Agents can produce surprising implementations. The SDLC must now include automated sanity checks: linting, type checking, security scanning, and style enforcement for every generated snippet. This is about codifying "what good looks like" so that agent contributions start from a baseline of safety.

Agents can take a feature 80% of the way, but that last 20%, aligning with business requirements, handling edge cases, balancing trade-offs, is still human territory. The SDLC needs explicit steps for human validation of agent-generated artifacts before they're promoted downstream.

Unlike static code, AI agents learn and change over time. The SDLC must add feedback loops where production errors, user corrections, and performance data flow back into prompt refinement or retraining cycles. This isn't a one-off phase; it's a continuous rhythm built into operations.

AI agents are accelerators, not architects. They'll get you from zero to prototype in minutes, but they won't tell you if the design is sustainable, if the security model is sound, or if the generated code will hold up when traffic triples.

That's the engineer's job. To enforce scalability patterns, ensure maintainability, design meaningful tests, and close the loop on monitoring and governance. In this sense, AI doesn't reduce the need for engineering skill; it raises the bar.

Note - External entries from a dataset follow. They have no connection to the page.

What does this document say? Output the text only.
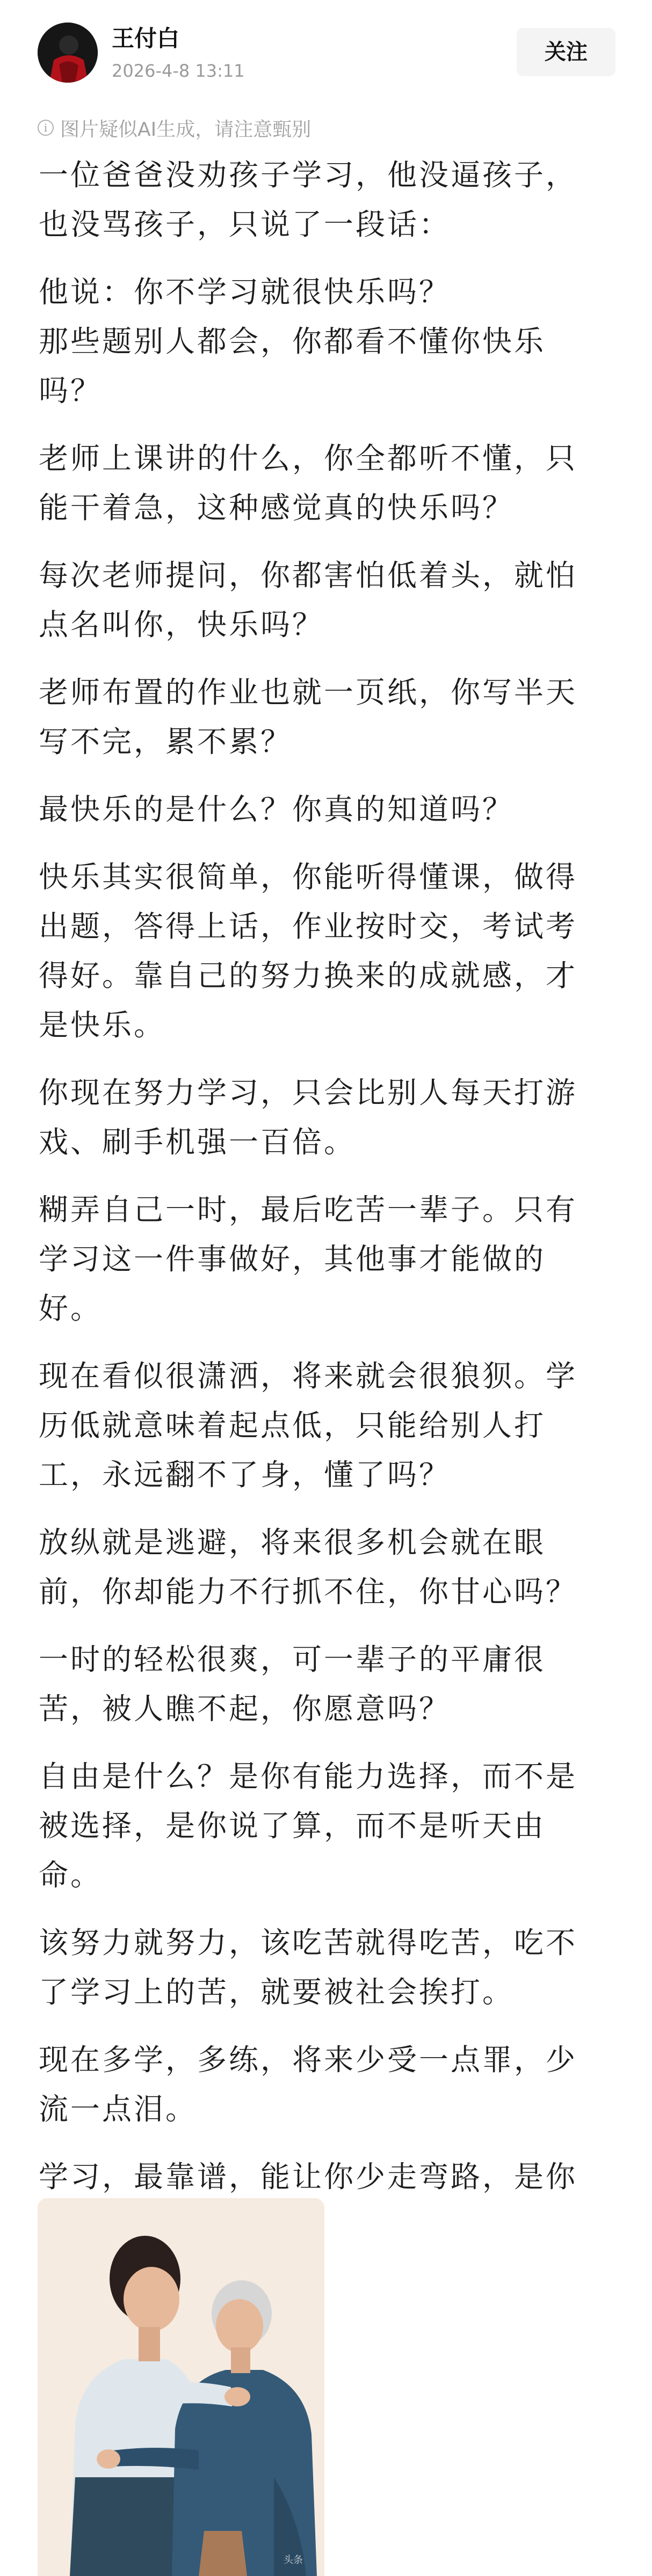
王付白
2026-4-8 13:11
关注
i 图片疑似AI生成，请注意甄别

一位爸爸没劝孩子学习，他没逼孩子，
也没骂孩子，只说了一段话：

他说：你不学习就很快乐吗？
那些题别人都会，你都看不懂你快乐
吗？

老师上课讲的什么，你全都听不懂，只
能干着急，这种感觉真的快乐吗？

每次老师提问，你都害怕低着头，就怕
点名叫你，快乐吗？

老师布置的作业也就一页纸，你写半天
写不完，累不累？

最快乐的是什么？你真的知道吗？

快乐其实很简单，你能听得懂课，做得
出题，答得上话，作业按时交，考试考
得好。靠自己的努力换来的成就感，才
是快乐。

你现在努力学习，只会比别人每天打游
戏、刷手机强一百倍。

糊弄自己一时，最后吃苦一辈子。只有
学习这一件事做好，其他事才能做的
好。

现在看似很潇洒，将来就会很狼狈。学
历低就意味着起点低，只能给别人打
工，永远翻不了身，懂了吗？

放纵就是逃避，将来很多机会就在眼
前，你却能力不行抓不住，你甘心吗？

一时的轻松很爽，可一辈子的平庸很
苦，被人瞧不起，你愿意吗？

自由是什么？是你有能力选择，而不是
被选择，是你说了算，而不是听天由
命。

该努力就努力，该吃苦就得吃苦，吃不
了学习上的苦，就要被社会挨打。

现在多学，多练，将来少受一点罪，少
流一点泪。

学习，最靠谱，能让你少走弯路，是你

头条
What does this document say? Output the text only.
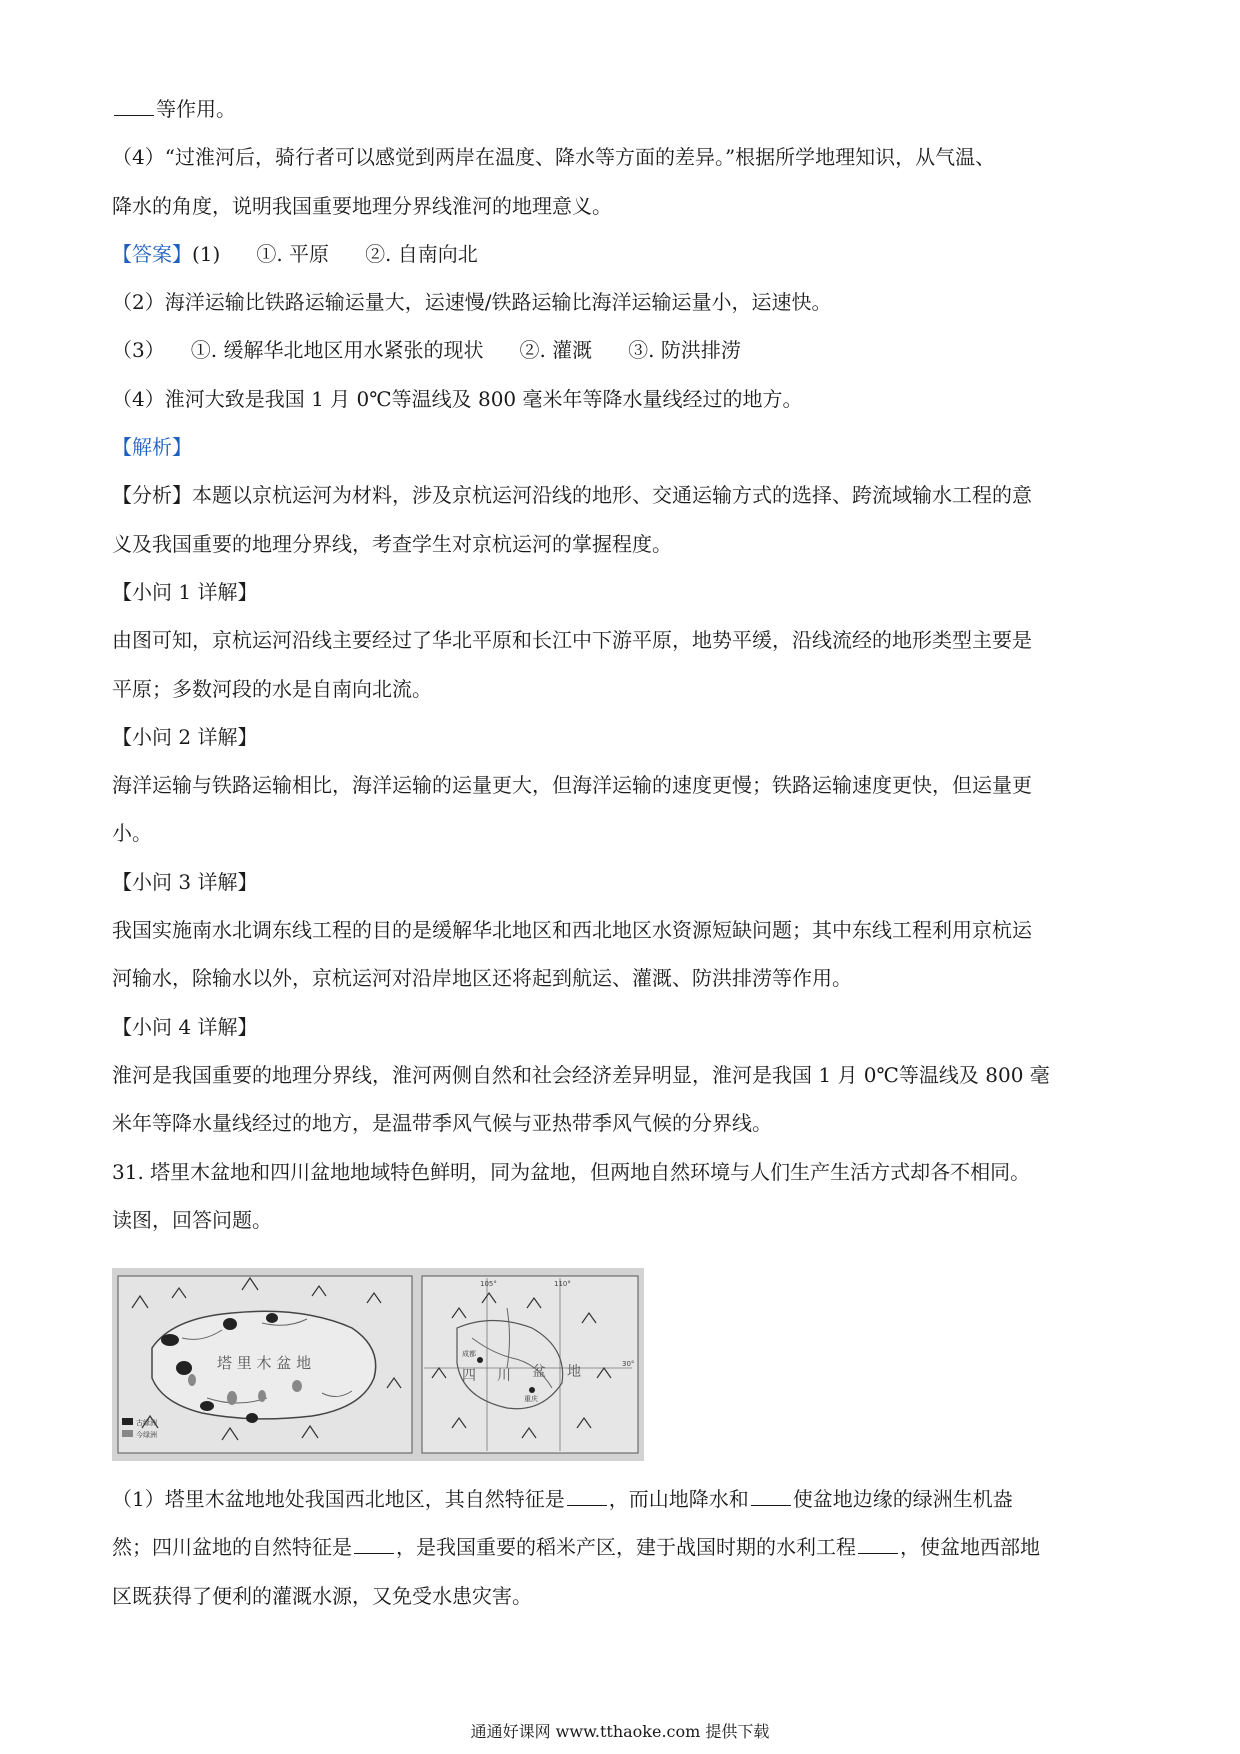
等作用。
（4）“过淮河后，骑行者可以感觉到两岸在温度、降水等方面的差异。”根据所学地理知识，从气温、
降水的角度，说明我国重要地理分界线淮河的地理意义。
【答案】(1) ①. 平原 ②. 自南向北
（2）海洋运输比铁路运输运量大，运速慢/铁路运输比海洋运输运量小，运速快。
（3） ①. 缓解华北地区用水紧张的现状 ②. 灌溉 ③. 防洪排涝
（4）淮河大致是我国 1 月 0℃等温线及 800 毫米年等降水量线经过的地方。
【解析】
【分析】本题以京杭运河为材料，涉及京杭运河沿线的地形、交通运输方式的选择、跨流域输水工程的意
义及我国重要的地理分界线，考查学生对京杭运河的掌握程度。
【小问 1 详解】
由图可知，京杭运河沿线主要经过了华北平原和长江中下游平原，地势平缓，沿线流经的地形类型主要是
平原；多数河段的水是自南向北流。
【小问 2 详解】
海洋运输与铁路运输相比，海洋运输的运量更大，但海洋运输的速度更慢；铁路运输速度更快，但运量更
小。
【小问 3 详解】
我国实施南水北调东线工程的目的是缓解华北地区和西北地区水资源短缺问题；其中东线工程利用京杭运
河输水，除输水以外，京杭运河对沿岸地区还将起到航运、灌溉、防洪排涝等作用。
【小问 4 详解】
淮河是我国重要的地理分界线，淮河两侧自然和社会经济差异明显，淮河是我国 1 月 0℃等温线及 800 毫
米年等降水量线经过的地方，是温带季风气候与亚热带季风气候的分界线。
31. 塔里木盆地和四川盆地地域特色鲜明，同为盆地，但两地自然环境与人们生产生活方式却各不相同。
读图，回答问题。
古绿洲
今绿洲
塔 里 木 盆 地
105°	110°
30°
成都
重庆
四 川 盆 地
（1）塔里木盆地地处我国西北地区，其自然特征是 ，而山地降水和 使盆地边缘的绿洲生机盎
然；四川盆地的自然特征是 ，是我国重要的稻米产区，建于战国时期的水利工程 ，使盆地西部地
区既获得了便利的灌溉水源，又免受水患灾害。
通通好课网 www.tthaoke.com 提供下载
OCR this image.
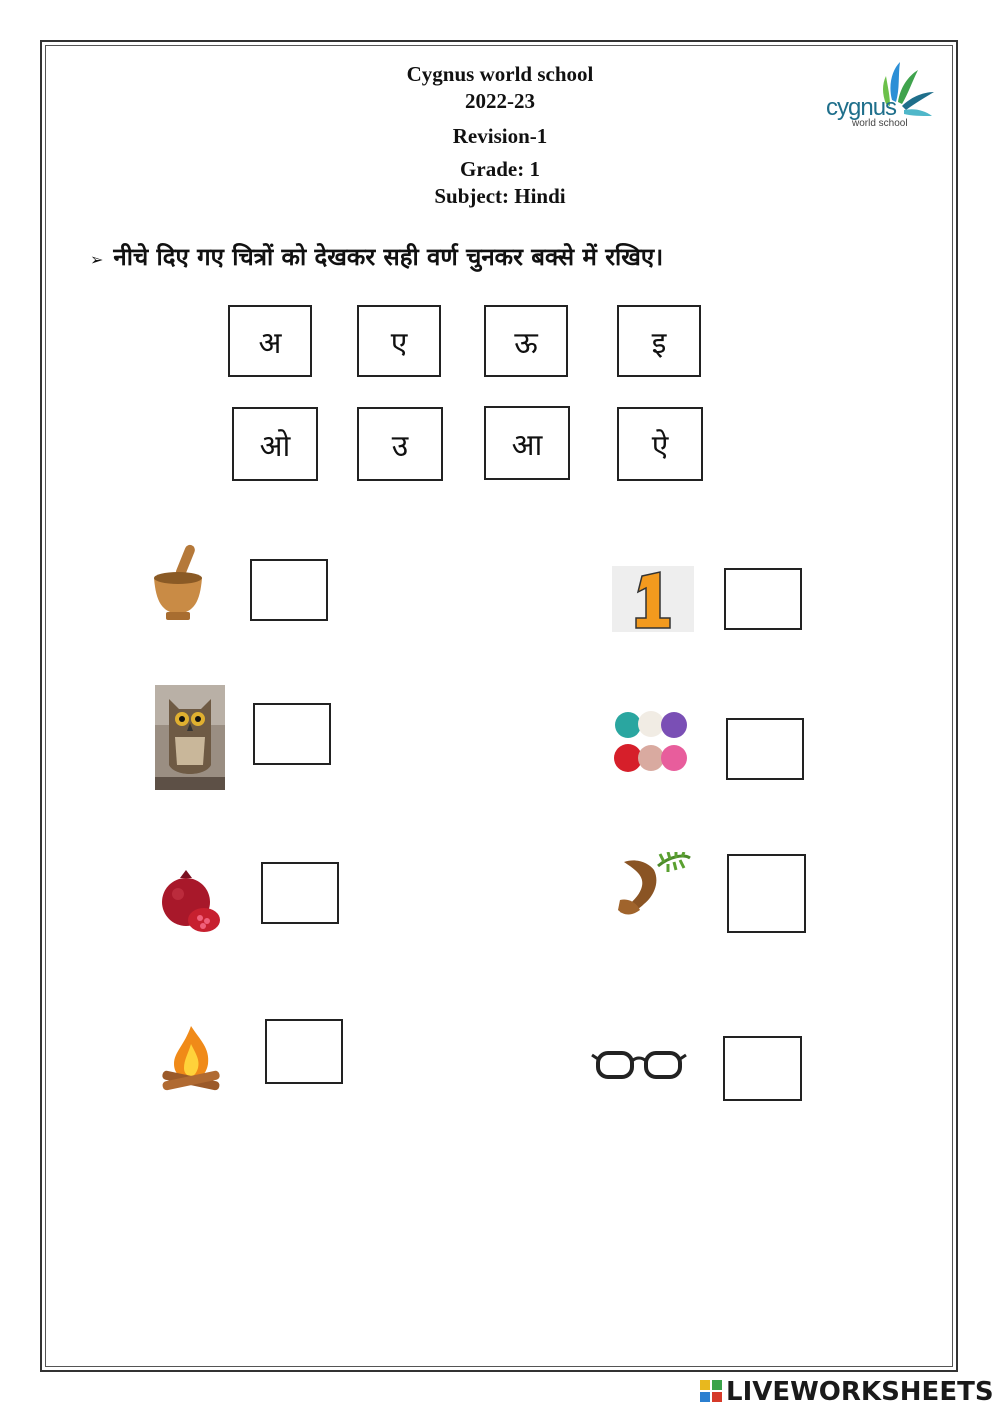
Cygnus world school
2022-23
Revision-1
Grade: 1
Subject: Hindi
cygnus
world school
➢ नीचे दिए गए चित्रों को देखकर सही वर्ण चुनकर बक्से में रखिए।
अ	ए	ऊ	इ
ओ	उ	आ	ऐ
LIVEWORKSHEETS
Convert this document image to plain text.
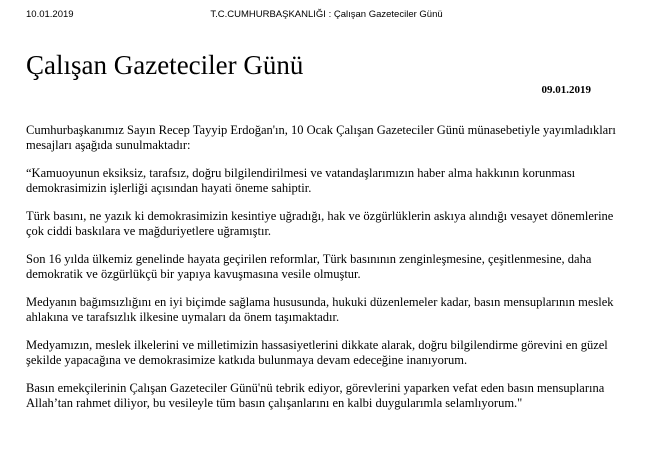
10.01.2019	T.C.CUMHURBAŞKANLIĞI : Çalışan Gazeteciler Günü
Çalışan Gazeteciler Günü
09.01.2019

Cumhurbaşkanımız Sayın Recep Tayyip Erdoğan'ın, 10 Ocak Çalışan Gazeteciler Günü münasebetiyle yayımladıkları mesajları aşağıda sunulmaktadır:

“Kamuoyunun eksiksiz, tarafsız, doğru bilgilendirilmesi ve vatandaşlarımızın haber alma hakkının korunması demokrasimizin işlerliği açısından hayati öneme sahiptir.

Türk basını, ne yazık ki demokrasimizin kesintiye uğradığı, hak ve özgürlüklerin askıya alındığı vesayet dönemlerine çok ciddi baskılara ve mağduriyetlere uğramıştır.

Son 16 yılda ülkemiz genelinde hayata geçirilen reformlar, Türk basınının zenginleşmesine, çeşitlenmesine, daha demokratik ve özgürlükçü bir yapıya kavuşmasına vesile olmuştur.

Medyanın bağımsızlığını en iyi biçimde sağlama hususunda, hukuki düzenlemeler kadar, basın mensuplarının meslek ahlakına ve tarafsızlık ilkesine uymaları da önem taşımaktadır.

Medyamızın, meslek ilkelerini ve milletimizin hassasiyetlerini dikkate alarak, doğru bilgilendirme görevini en güzel şekilde yapacağına ve demokrasimize katkıda bulunmaya devam edeceğine inanıyorum.

Basın emekçilerinin Çalışan Gazeteciler Günü'nü tebrik ediyor, görevlerini yaparken vefat eden basın mensuplarına Allah’tan rahmet diliyor, bu vesileyle tüm basın çalışanlarını en kalbi duygularımla selamlıyorum."
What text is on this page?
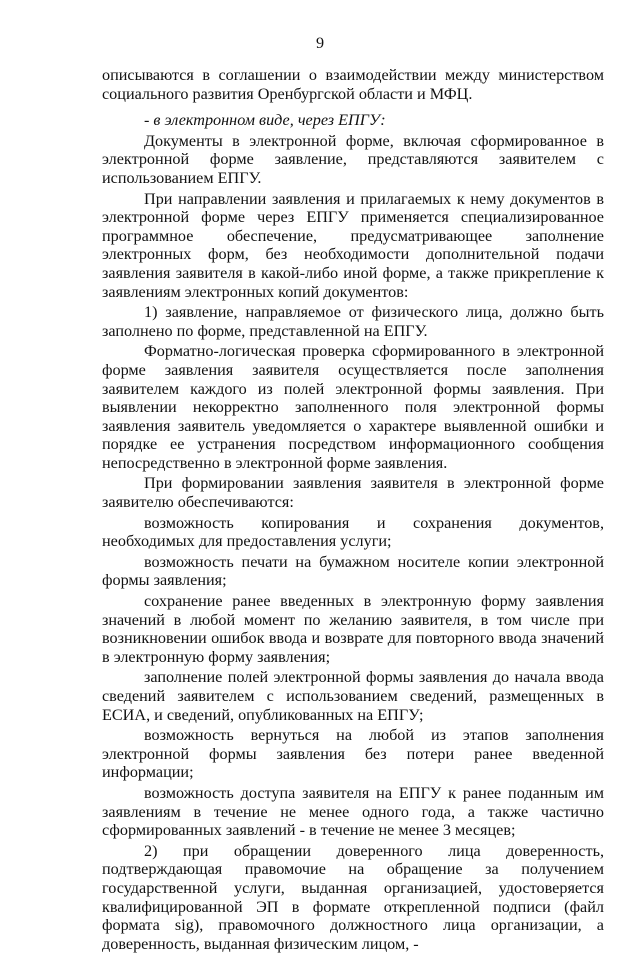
9

описываются в соглашении о взаимодействии между министерством социального развития Оренбургской области и МФЦ.

- в электронном виде, через ЕПГУ:

Документы в электронной форме, включая сформированное в электронной форме заявление, представляются заявителем с использованием ЕПГУ.

При направлении заявления и прилагаемых к нему документов в электронной форме через ЕПГУ применяется специализированное программное обеспечение, предусматривающее заполнение электронных форм, без необходимости дополнительной подачи заявления заявителя в какой-либо иной форме, а также прикрепление к заявлениям электронных копий документов:

1) заявление, направляемое от физического лица, должно быть заполнено по форме, представленной на ЕПГУ.

Форматно-логическая проверка сформированного в электронной форме заявления заявителя осуществляется после заполнения заявителем каждого из полей электронной формы заявления. При выявлении некорректно заполненного поля электронной формы заявления заявитель уведомляется о характере выявленной ошибки и порядке ее устранения посредством информационного сообщения непосредственно в электронной форме заявления.

При формировании заявления заявителя в электронной форме заявителю обеспечиваются:

возможность копирования и сохранения документов, необходимых для предоставления услуги;

возможность печати на бумажном носителе копии электронной формы заявления;

сохранение ранее введенных в электронную форму заявления значений в любой момент по желанию заявителя, в том числе при возникновении ошибок ввода и возврате для повторного ввода значений в электронную форму заявления;

заполнение полей электронной формы заявления до начала ввода сведений заявителем с использованием сведений, размещенных в ЕСИА, и сведений, опубликованных на ЕПГУ;

возможность вернуться на любой из этапов заполнения электронной формы заявления без потери ранее введенной информации;

возможность доступа заявителя на ЕПГУ к ранее поданным им заявлениям в течение не менее одного года, а также частично сформированных заявлений - в течение не менее 3 месяцев;

2) при обращении доверенного лица доверенность, подтверждающая правомочие на обращение за получением государственной услуги, выданная организацией, удостоверяется квалифицированной ЭП в формате открепленной подписи (файл формата sig), правомочного должностного лица организации, а доверенность, выданная физическим лицом, -
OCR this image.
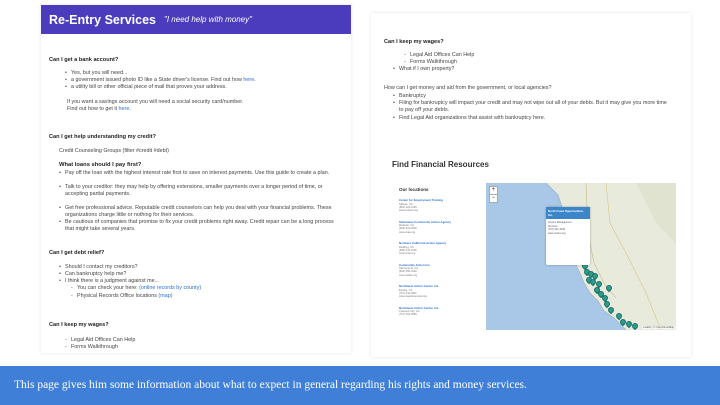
Re-Entry Services "I need help with money"
Can I get a bank account?
• Yes, but you will need...
• a government issued photo ID like a State driver's license. Find out how here.
• a utility bill or other official piece of mail that proves your address.
If you want a savings account you will need a social security card/number.
Find out how to get it here.
Can I get help understanding my credit?
Credit Counseling Groups (filter #credit #debt)
What loans should I pay first?
• Pay off the loan with the highest interest rate first to save on interest payments. Use this guide to create a plan.
• Talk to your creditor: they may help by offering extensions, smaller payments over a longer period of time, or accepting partial payments.
• Get free professional advice. Reputable credit counselors can help you deal with your financial problems. These organizations charge little or nothing for their services.
• Be cautious of companies that promise to fix your credit problems right away. Credit repair can be a long process that might take several years.
Can I get debt relief?
• Should I contact my creditors?
• Can bankruptcy help me?
• I think there is a judgment against me...
- You can check your here: (online records by county)
- Physical Records Office locations (map)
Can I keep my wages?
- Legal Aid Offices Can Help
- Forms Walkthrough
Can I keep my wages?
- Legal Aid Offices Can Help
- Forms Walkthrough
• What if I own property?
How can I get money and aid from the government, or local agencies?
• Bankruptcy
• Filing for bankruptcy will impact your credit and may not wipe out all of your debts. But it may give you more time to pay off your debts.
• Find Legal Aid organizations that assist with bankruptcy here.
Find Financial Resources
Our locations
Center for Employment Training
Salinas, CA
(831) 424-3145
www.cetweb.org
Stanislaus Community Action Agency
Modesto, CA
(209) 522-4000
www.scaa.org
Northern California Action Agency
Redding, CA
(530) 241-1036
www.ncaa.org
Community Action Inc.
Sacramento, CA
(916) 555-0140
www.caisac.org
Northwest Action Center, Inc.
Eureka, CA
(707) 444-3831
www.nwactioncenter.org
Northwest Action Center, Inc.
Crescent City, CA
(707) 464-3069
North Coast Opportunities, Inc.
Income Management
Services
(707) 467-3200
www.ncoinc.org
+
−
Leaflet | © OpenStreetMap
This page gives him some information about what to expect in general regarding his rights and money services.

An agent can write a function, but only an engineer can make sure that the function belongs in the system. An agent can generate a microservice, but only an engineer can prevent it from becoming a brittle one-off. Without that discipline, you're not shipping faster; you're just accelerating toward entropy.

Every era of technology has forced us to evolve the SDLC. Cloud gave us DevOps. Mobile forced responsive design. Now AI, and especially agentic coding, is demanding a new layer of discipline.

AI will happily hand you a pile of working code, but for now at least, engineering is what decides whether that pile becomes a resilient product or a plate of spaghetti.

Keep the fundamentals. Evolve your practices. Add the missing pieces. That's how we engineer with AI, and have been engineering with all the new technologies we’ve been presented with, not against it, not in awe of it, but alongside it.

The hype belongs to everyone. The future belongs to the engineers who know how to harness AI without losing the principles that got us here.